How to choose between rejection sampling and signal implantation¶
LIgO supports two ways of simulating receptors containing an immune signal: rejection sampling and signal implantation. Which one is a better choice depends on the signal and its motifs. In this text, we provide a short description of the two and outline some recommendations on choosing the right one for the specific use case.
Signal implantation¶
For a given receptor sequence, e.g., AAAAAAA, and a signal that has a motif CCC, implanting the given signal could result in the sequence AACCCAA. It overwrites the part of the sequence with the subsequence determined by the motif and other signal parameters.
Rejection sampling¶
All receptor sequences in LIgO come from some generative model. Most often, that can be the OLGA tool. It generates a set of background sequences. For the purpose of simulation, LIgO then annotates all the sequences as containing user-defined signals or not. If rejection sampling is used, all the sequences that do not contain the signal are then discarded. When this type of simulation is used, none of the sequences are overwritten, but instead, they are generated until a sufficient number of them is found that fulfills the conditions imposed by the signal definition.

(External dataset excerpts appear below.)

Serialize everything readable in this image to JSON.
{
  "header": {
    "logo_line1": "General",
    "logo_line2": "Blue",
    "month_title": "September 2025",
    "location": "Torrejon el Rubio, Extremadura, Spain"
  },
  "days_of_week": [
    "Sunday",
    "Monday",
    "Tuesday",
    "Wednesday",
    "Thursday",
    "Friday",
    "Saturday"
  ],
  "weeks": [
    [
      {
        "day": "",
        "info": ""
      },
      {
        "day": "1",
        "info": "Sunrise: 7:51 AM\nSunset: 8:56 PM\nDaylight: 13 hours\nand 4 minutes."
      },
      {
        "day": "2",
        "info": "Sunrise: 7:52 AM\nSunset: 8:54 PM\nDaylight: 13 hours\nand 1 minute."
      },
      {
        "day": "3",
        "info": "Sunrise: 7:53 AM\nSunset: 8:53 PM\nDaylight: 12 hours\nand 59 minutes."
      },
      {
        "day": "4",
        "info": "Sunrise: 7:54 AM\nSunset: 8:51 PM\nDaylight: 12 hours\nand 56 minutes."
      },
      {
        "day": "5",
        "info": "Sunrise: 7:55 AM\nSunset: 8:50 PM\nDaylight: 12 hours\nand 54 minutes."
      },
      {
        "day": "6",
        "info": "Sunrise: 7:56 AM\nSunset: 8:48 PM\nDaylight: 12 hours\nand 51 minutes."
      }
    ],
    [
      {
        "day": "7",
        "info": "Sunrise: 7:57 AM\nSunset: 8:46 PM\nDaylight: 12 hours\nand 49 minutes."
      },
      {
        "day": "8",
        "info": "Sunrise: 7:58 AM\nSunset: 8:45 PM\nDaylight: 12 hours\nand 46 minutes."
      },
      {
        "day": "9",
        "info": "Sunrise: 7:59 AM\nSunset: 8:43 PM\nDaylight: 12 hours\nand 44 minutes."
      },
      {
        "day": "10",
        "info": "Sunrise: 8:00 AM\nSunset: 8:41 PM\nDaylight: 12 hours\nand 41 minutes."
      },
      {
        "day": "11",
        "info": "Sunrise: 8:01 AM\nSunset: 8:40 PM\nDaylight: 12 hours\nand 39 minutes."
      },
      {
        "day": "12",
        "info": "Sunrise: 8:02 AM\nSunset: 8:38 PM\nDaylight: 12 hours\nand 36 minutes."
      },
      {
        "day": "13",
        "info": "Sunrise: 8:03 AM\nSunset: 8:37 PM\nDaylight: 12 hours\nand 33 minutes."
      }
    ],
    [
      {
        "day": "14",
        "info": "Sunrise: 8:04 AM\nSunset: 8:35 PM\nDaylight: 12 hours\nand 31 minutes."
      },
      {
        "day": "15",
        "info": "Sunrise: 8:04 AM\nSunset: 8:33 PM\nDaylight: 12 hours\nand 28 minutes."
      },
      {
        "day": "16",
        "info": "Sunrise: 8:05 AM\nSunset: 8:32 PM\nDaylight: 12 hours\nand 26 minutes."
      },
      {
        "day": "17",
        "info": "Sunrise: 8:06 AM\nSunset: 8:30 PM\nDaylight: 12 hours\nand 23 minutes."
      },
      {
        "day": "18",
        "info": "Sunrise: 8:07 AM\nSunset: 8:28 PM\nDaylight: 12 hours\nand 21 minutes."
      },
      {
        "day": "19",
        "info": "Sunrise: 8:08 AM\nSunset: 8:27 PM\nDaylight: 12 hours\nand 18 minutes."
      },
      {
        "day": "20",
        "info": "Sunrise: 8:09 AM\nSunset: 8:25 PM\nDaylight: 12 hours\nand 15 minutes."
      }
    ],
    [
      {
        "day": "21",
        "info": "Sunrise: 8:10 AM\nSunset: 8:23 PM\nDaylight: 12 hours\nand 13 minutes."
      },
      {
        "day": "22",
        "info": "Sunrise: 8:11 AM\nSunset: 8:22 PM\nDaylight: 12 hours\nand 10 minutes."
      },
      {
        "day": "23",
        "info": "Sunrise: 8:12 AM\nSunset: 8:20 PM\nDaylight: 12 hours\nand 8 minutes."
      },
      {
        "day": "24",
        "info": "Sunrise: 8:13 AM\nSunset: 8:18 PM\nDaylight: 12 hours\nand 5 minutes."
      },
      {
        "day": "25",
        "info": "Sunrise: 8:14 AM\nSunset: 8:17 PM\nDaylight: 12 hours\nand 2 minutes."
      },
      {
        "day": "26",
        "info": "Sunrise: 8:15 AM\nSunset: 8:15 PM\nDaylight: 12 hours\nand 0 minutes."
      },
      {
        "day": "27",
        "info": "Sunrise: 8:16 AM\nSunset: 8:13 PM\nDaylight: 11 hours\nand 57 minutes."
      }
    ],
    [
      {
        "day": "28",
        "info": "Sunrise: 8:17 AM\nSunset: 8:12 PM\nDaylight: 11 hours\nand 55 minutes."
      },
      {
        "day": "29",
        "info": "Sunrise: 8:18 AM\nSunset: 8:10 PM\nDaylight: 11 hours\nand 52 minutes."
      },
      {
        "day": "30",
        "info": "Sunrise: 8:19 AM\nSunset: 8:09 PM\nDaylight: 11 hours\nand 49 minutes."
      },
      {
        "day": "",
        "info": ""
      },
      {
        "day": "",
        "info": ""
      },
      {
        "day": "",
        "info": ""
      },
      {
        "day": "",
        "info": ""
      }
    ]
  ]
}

For example, for a set of sequences AAA, CCC, TTT, CCA coming from a generative model, and a signal that has a motif CC, only sequences CCC and CCA will be kept as signal-specific.
Choosing between simulation strategies¶
Rejection sampling might be a better choice if:
it is important to preserve biological rules of sequence generation
the generation probabilities of sequences should be preserved
the signals naturally occur often in the sequences coming from the generative model.
Implanting might be a better choice:
waiting for signal-specific sequences to be generated by the generative model might take a long time due to rare motifs or rare combinations of motifs, positions and genes,
generative model does not contain any biological rules of sequence generation anyway (e.g., random sequences are generated for the purpose of some simple benchmarking).
How long it would take for a simulation to complete depends on the chosen immune signals, but it is hard to know in advance when choosing the signal how much the generation would take. To get an estimate of this, LIgO provides the Feasibility Summary analysis. For a tutorial on this analysis, see How to check feasibility of the simulation parameters.